To prevent such tampering, the module embeds a watermark into the document it received from the user. The watermark is unknown to the attacker, but the user knows what to expect. The module sends such watermarked document back to the user for approval. If the user sees both that his document has not been changed and that the watermark is correct, he can be confident that no one has tampered with the document.

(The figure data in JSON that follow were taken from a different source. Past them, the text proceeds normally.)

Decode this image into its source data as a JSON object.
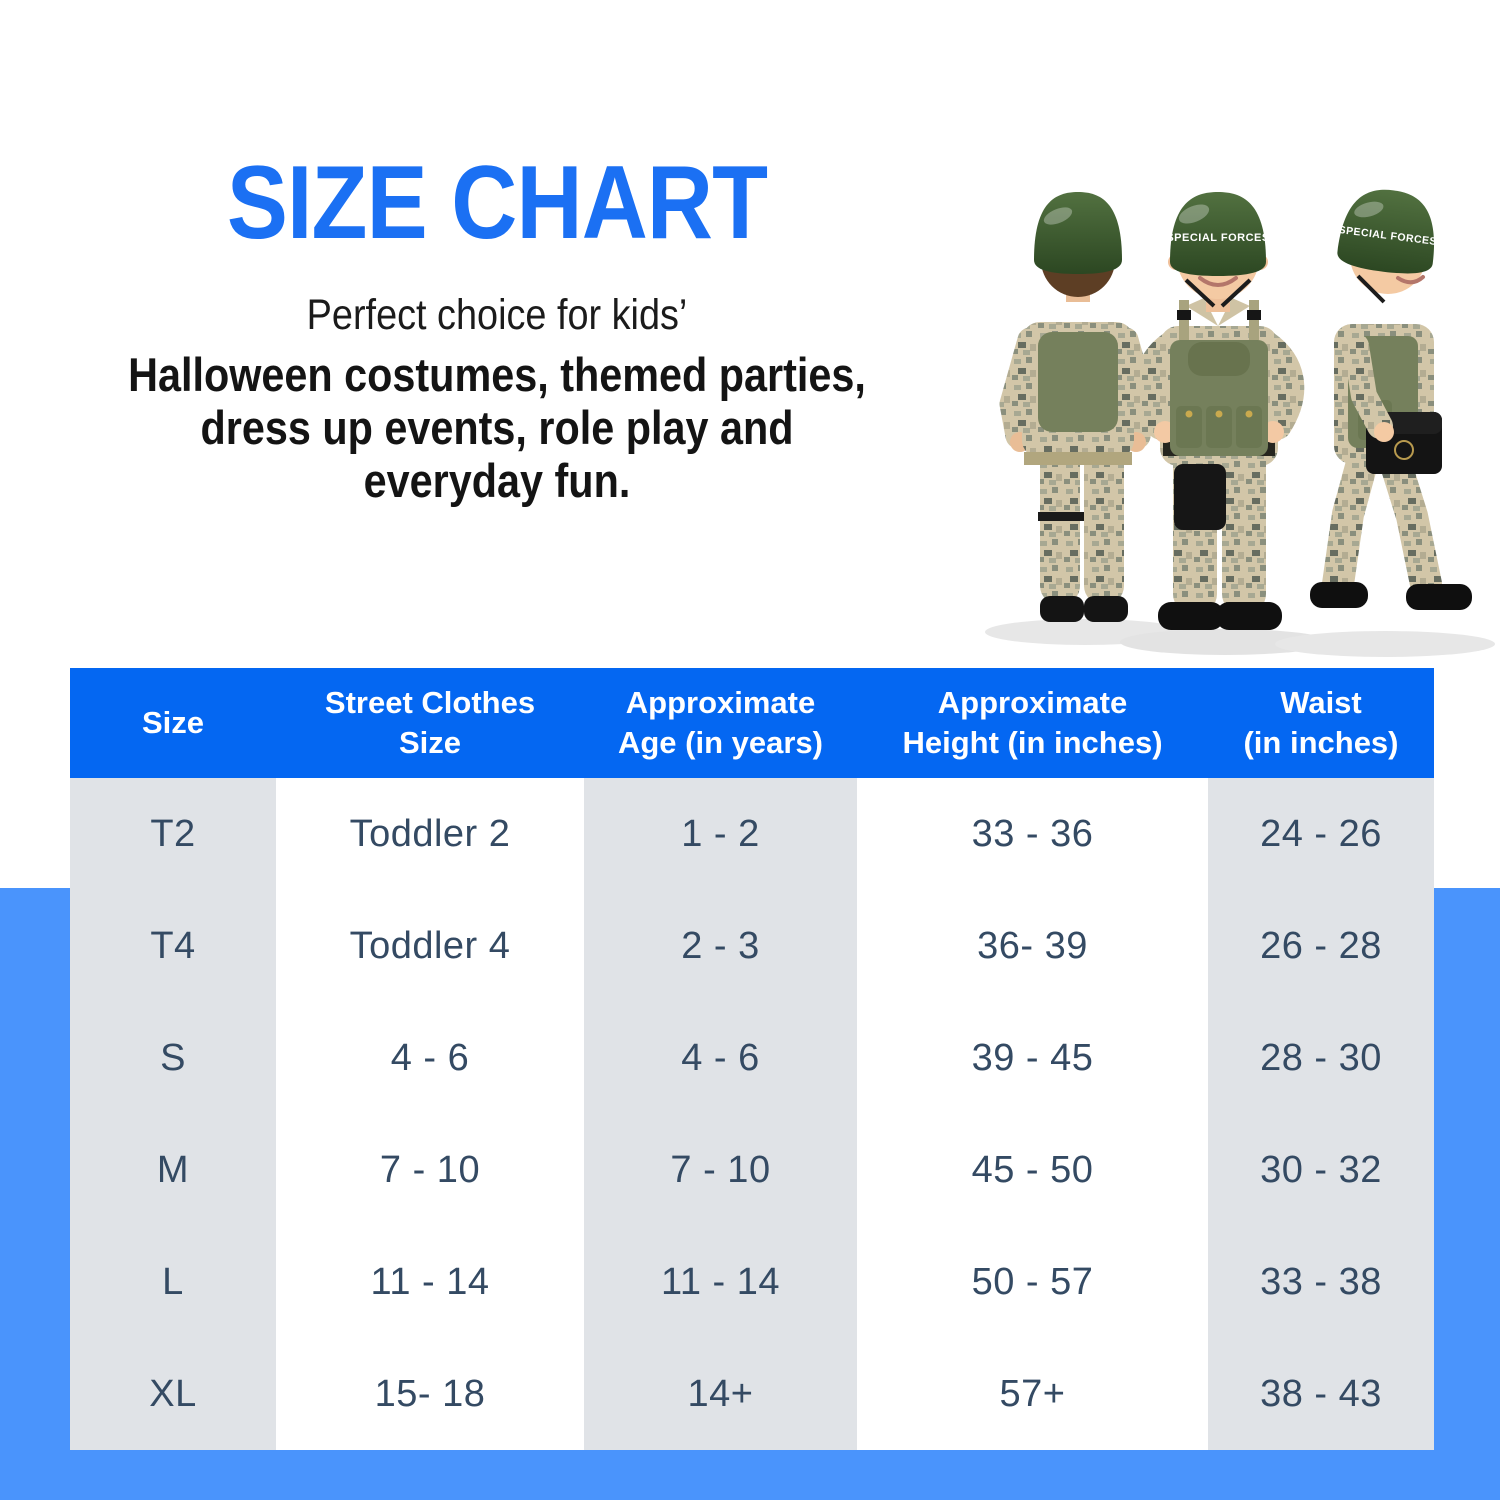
{
  "colors": {
    "title_blue": "#1b70f3",
    "header_blue": "#0467f2",
    "band_blue": "#4a94fc",
    "stripe_gray": "#e0e3e7",
    "table_text": "#344a63"
  },
  "hero": {
    "title": "SIZE CHART",
    "lead": "Perfect choice for kids’",
    "bold_lines": [
      "Halloween costumes, themed parties,",
      "dress up events, role play and",
      "everyday fun."
    ]
  },
  "photo": {
    "alt": "Three kids wearing camouflage special forces costumes with green helmets",
    "helmet_text": "SPECIAL FORCES"
  },
  "chart_data": {
    "type": "table",
    "title": "SIZE CHART",
    "columns": [
      "Size",
      "Street Clothes\nSize",
      "Approximate\nAge (in years)",
      "Approximate\nHeight (in inches)",
      "Waist\n(in inches)"
    ],
    "rows": [
      [
        "T2",
        "Toddler 2",
        "1 - 2",
        "33 - 36",
        "24 - 26"
      ],
      [
        "T4",
        "Toddler 4",
        "2 - 3",
        "36- 39",
        "26 - 28"
      ],
      [
        "S",
        "4 - 6",
        "4 - 6",
        "39 - 45",
        "28 - 30"
      ],
      [
        "M",
        "7 - 10",
        "7 - 10",
        "45 - 50",
        "30 - 32"
      ],
      [
        "L",
        "11 - 14",
        "11 - 14",
        "50 - 57",
        "33 - 38"
      ],
      [
        "XL",
        "15- 18",
        "14+",
        "57+",
        "38 - 43"
      ]
    ]
  }
}
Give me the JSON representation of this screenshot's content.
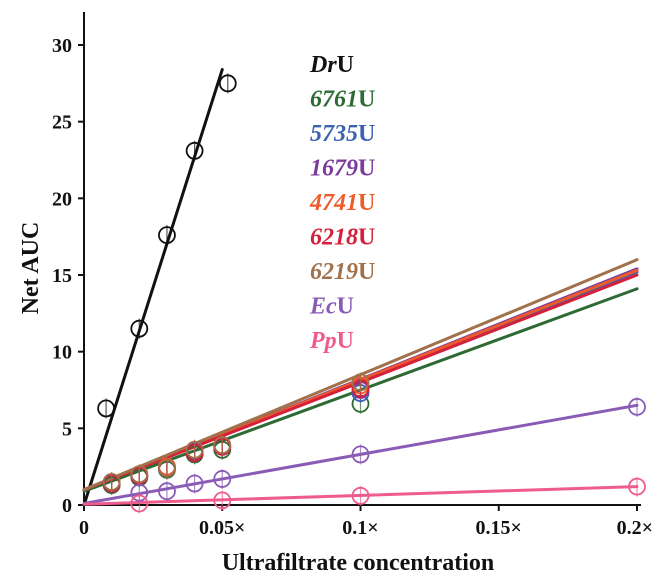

For the scheme to work, it is necessary that the user can recognize the watermark without computer help. On the other hand, the attacker, even knowing the document and the module’s response, must not be able to detect and thus forge it. For achieving this, two approaches are pursued:

  1. Document authentication using visual cryptography, and
  2. Document authentication using animated visual CAPTCHAs

Both approaches have advantages and drawbacks. The first can be made perfectly secure, but at the price of user friendliness. The second is easy to use, but it’s security depends on the capabilities of state-of-the-art pattern recognition algorithms. In both approaches, the document has to be transformed in an image.

 

Visual Cryptography

In the visual cryptography approach, the document, superimposed with the watermark, is “encrypted” by splitting it into two so-called shares. One of them is fixed in advance, known to the user and serves as the key, while the other one is the “cyphertext”. User’s key is printed on a transparency which he superimposes with the “cyphertext” he receives from the module. The result is an image containing both the watermark and the original document.

 

Cyphertext:

 

+ Key:

 

= Result:

Figure 1: An example of visual watermarking using visual cryptography (section).

 

 

Animated visual CAPTCHAs

Visual CAPTCHAs are generally images whose content is recognizable by humans, but not by computers (at least not with the current state-of-the-art pattern recognition algorithms). Simple CAPTCHAs are often used by various web-based services to grant access only to humans, but not to robots, spiders etc.

CAPTCHAs’ property of being hard to recognize by machines makes them useful as watermarks to combine with the document. Especially appealing are animated CAPTCHAs, which can be shown directly on the computer screen (no need for printing!) and are even harder to break by a machine.

 

Figure 2: An example of visual watermarking using visual CAPTCHAs (snapshot).